DSM-5 Tanı Kriterleri

Başka Bir Tıbbi Duruma Bağlı Anksiyete Bozukluğu tanısı için aşağıdaki kriterlerin karşılanması gerekmektedir [20, 84, 85]:

Tablo 6.7: Başka Bir Tıbbi Duruma Bağlı Anksiyete Bozukluğu DSM-5 Tanı Kriterleri

Kriter No.

Belirti/Durum

Açıklama

A.

Belirgin Anksiyete Belirtileri

Klinik tabloya hakim olan, panik ataklar, yaygın anksiyete, obsesyonlar veya kompulsiyonlar gibi belirgin anksiyete belirtileri.

B.

Tıbbi Durum İlişkisi

Hastalık öyküsü, fizik muayene veya laboratuvar bulgularından, anksiyete bozukluğunun başka bir tıbbi durumun doğrudan fizyolojik sonuçlarından kaynaklandığına dair kanıt vardır.

C.

Dışlama Kriterleri (Başka Ruhsal Bozukluk)

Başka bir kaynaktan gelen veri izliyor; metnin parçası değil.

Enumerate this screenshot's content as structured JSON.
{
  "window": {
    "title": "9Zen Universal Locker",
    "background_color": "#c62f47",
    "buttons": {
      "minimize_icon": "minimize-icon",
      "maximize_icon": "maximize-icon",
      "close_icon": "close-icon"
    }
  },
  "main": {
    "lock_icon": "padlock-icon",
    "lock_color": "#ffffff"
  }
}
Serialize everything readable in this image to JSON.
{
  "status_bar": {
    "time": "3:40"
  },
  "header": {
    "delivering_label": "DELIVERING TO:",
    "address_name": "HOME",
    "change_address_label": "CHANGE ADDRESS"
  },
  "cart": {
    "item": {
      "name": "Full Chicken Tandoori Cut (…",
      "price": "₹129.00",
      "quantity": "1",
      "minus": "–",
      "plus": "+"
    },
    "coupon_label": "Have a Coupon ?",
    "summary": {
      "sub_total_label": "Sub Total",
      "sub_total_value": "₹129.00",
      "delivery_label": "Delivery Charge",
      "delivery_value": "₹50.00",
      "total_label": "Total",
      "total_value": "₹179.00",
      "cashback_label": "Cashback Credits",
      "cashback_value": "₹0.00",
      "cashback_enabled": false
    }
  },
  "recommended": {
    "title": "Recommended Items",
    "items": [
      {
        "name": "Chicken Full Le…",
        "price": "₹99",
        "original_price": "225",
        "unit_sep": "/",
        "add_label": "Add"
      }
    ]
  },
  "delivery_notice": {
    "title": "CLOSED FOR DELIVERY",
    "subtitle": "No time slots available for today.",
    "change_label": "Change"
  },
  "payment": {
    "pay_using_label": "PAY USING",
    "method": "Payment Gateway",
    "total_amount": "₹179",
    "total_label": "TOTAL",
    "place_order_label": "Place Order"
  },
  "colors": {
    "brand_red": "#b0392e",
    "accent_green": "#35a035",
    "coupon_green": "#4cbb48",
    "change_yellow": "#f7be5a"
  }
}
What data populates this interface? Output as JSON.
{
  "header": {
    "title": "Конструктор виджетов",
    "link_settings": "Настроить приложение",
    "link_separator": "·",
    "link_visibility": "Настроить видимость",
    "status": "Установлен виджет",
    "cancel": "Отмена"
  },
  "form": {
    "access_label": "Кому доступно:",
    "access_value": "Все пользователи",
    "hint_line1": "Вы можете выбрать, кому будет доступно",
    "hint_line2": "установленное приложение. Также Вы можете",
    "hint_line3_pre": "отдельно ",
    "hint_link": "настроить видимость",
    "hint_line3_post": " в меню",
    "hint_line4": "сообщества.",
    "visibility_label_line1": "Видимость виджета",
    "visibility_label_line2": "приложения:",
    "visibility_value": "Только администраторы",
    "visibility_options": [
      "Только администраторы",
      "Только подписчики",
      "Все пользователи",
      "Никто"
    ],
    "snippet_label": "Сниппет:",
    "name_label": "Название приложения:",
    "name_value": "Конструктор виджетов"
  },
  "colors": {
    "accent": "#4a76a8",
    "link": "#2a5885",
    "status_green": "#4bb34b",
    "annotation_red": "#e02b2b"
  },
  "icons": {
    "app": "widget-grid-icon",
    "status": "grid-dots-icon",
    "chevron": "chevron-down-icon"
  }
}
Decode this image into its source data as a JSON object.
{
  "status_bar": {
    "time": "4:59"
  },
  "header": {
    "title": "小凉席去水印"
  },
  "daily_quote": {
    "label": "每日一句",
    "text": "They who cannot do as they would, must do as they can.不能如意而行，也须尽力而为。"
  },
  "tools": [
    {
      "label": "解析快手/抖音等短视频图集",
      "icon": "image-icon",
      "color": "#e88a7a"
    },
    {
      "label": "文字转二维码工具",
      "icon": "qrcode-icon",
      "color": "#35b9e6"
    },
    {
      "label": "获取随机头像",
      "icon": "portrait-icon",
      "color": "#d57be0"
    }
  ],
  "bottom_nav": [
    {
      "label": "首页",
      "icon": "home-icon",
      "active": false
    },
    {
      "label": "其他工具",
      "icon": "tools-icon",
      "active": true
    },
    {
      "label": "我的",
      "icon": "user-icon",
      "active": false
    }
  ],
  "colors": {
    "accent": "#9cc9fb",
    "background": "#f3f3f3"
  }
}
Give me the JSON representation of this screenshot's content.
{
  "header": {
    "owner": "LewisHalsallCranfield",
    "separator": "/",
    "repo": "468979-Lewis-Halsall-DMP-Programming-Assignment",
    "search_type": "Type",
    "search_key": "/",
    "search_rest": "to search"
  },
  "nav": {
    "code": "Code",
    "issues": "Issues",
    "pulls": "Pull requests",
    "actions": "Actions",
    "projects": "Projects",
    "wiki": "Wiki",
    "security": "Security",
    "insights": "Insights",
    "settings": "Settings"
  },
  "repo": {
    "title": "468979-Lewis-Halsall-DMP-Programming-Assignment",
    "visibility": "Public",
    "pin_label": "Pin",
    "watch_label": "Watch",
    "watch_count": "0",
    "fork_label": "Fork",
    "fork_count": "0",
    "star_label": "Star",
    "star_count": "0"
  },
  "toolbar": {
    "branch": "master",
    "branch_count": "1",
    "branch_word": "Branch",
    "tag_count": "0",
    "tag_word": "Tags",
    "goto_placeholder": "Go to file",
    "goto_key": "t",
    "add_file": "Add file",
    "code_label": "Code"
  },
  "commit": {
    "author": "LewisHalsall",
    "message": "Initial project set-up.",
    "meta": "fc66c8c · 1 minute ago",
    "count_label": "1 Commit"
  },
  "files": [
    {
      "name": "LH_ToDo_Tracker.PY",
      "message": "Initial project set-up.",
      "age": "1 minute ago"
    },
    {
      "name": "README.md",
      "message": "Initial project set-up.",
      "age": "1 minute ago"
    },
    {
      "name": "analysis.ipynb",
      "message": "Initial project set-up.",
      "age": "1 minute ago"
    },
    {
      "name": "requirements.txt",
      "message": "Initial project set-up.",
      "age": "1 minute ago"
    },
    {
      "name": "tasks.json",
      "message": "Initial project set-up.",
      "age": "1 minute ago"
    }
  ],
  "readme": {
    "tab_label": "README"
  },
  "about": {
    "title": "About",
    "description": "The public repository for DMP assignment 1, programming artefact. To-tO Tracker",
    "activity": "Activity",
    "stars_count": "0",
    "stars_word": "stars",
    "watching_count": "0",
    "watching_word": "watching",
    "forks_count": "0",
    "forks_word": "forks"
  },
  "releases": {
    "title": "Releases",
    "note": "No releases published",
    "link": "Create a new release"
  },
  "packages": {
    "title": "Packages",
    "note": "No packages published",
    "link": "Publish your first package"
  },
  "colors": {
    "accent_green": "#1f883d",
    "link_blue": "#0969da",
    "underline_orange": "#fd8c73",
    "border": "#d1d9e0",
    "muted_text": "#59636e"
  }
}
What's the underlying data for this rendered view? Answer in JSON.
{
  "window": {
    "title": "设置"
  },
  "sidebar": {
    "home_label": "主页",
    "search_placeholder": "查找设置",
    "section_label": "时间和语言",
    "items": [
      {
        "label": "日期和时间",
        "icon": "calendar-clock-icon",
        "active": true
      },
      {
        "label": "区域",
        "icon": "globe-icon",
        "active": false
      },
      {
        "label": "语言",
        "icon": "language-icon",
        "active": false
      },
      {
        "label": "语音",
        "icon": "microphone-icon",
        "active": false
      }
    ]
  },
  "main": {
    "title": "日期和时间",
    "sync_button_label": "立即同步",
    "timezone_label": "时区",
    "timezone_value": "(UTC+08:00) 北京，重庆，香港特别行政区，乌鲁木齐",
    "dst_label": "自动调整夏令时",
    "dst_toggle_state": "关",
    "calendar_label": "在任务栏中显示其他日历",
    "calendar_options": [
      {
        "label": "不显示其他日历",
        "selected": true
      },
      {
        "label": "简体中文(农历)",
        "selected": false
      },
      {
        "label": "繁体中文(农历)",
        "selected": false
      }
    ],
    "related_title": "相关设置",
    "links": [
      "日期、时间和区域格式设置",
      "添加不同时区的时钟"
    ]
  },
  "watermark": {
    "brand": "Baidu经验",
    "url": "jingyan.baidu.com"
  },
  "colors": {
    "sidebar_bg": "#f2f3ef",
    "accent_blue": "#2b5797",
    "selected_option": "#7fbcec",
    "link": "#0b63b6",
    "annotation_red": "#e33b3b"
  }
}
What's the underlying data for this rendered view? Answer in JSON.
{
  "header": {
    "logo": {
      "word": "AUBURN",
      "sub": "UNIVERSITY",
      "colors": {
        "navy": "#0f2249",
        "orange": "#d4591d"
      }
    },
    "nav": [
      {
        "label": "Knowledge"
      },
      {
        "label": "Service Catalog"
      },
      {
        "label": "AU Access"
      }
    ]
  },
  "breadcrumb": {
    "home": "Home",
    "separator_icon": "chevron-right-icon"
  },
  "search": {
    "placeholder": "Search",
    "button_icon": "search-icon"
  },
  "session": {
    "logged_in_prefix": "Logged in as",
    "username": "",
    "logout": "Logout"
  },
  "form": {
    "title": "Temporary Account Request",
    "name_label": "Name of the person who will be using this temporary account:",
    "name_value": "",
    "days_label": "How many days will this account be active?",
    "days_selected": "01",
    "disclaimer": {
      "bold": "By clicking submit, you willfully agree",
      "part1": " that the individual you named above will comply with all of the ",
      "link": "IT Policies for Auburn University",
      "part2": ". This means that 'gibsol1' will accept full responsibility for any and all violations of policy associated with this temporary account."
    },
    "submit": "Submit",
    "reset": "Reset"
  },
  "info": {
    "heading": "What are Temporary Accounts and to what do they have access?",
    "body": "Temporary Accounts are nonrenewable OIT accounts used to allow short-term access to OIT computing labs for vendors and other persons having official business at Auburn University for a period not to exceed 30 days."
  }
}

Anksiyete bozukluğu, başka bir ruhsal bozuklukla daha iyi açıklanamaz.

D.

Klinik Sıkıntı/İşlevsellikte Düşüş

Belirtiler klinik açıdan belirgin bir sıkıntıya veya toplumsal, mesleki veya diğer önemli işlevsellik alanlarında düşüşe neden olmalıdır.

Belirtileri ve Klinik Görünüm

Bu bozuklukta, tiroid sorunları (hipertiroidi, hipotiroidi), hipoglisemi, feokromasitoma, kardiyak aritmi gibi tıbbi durumlar anksiyete belirtilerine neden olabilir.[20, 71, 84] Anksiyete bozukluğu; yüksek endişe düzeyine ek olarak halsizlik, yorgunluk, terleme, uykusuzluk, gerginlik gibi farklı fiziksel belirtilerle kendini belli edebilir.[84] Baş ağrısı, kas ağrıları, karın ağrısı, uykuya dalma ya da uykuyu sürdürmede güçlük de eşlik edebilir.[84]

Ruhsal belirtilerin her zaman birincil bir ruhsal bozukluktan kaynaklanmadığını, bazen altta yatan bir fiziksel sağlık durumunun doğrudan bir sonucu olabileceğini anlamak önemlidir. Bu durum, psikiyatrik değerlendirmede kapsamlı bir tıbbi öykü ve fiziksel muayenenin önemini vurgular. Halkın, ruhsal belirtilerin sadece "zihinsel" olmadığını, aynı zamanda bedensel sağlık sorunlarının bir yansıması olabileceğini anlaması önemlidir. Bu, bireylerin psikiyatrik semptomlar yaşadıklarında genel sağlık kontrollerini de ihmal etmemeleri gerektiği mesajını verir. Tiroid fonksiyon testleri ve kan glukoz testi gibi testler, semptomların tıbbi bir nedene bağlı olup olmadığını ayırt etmek için istenebilir.[84]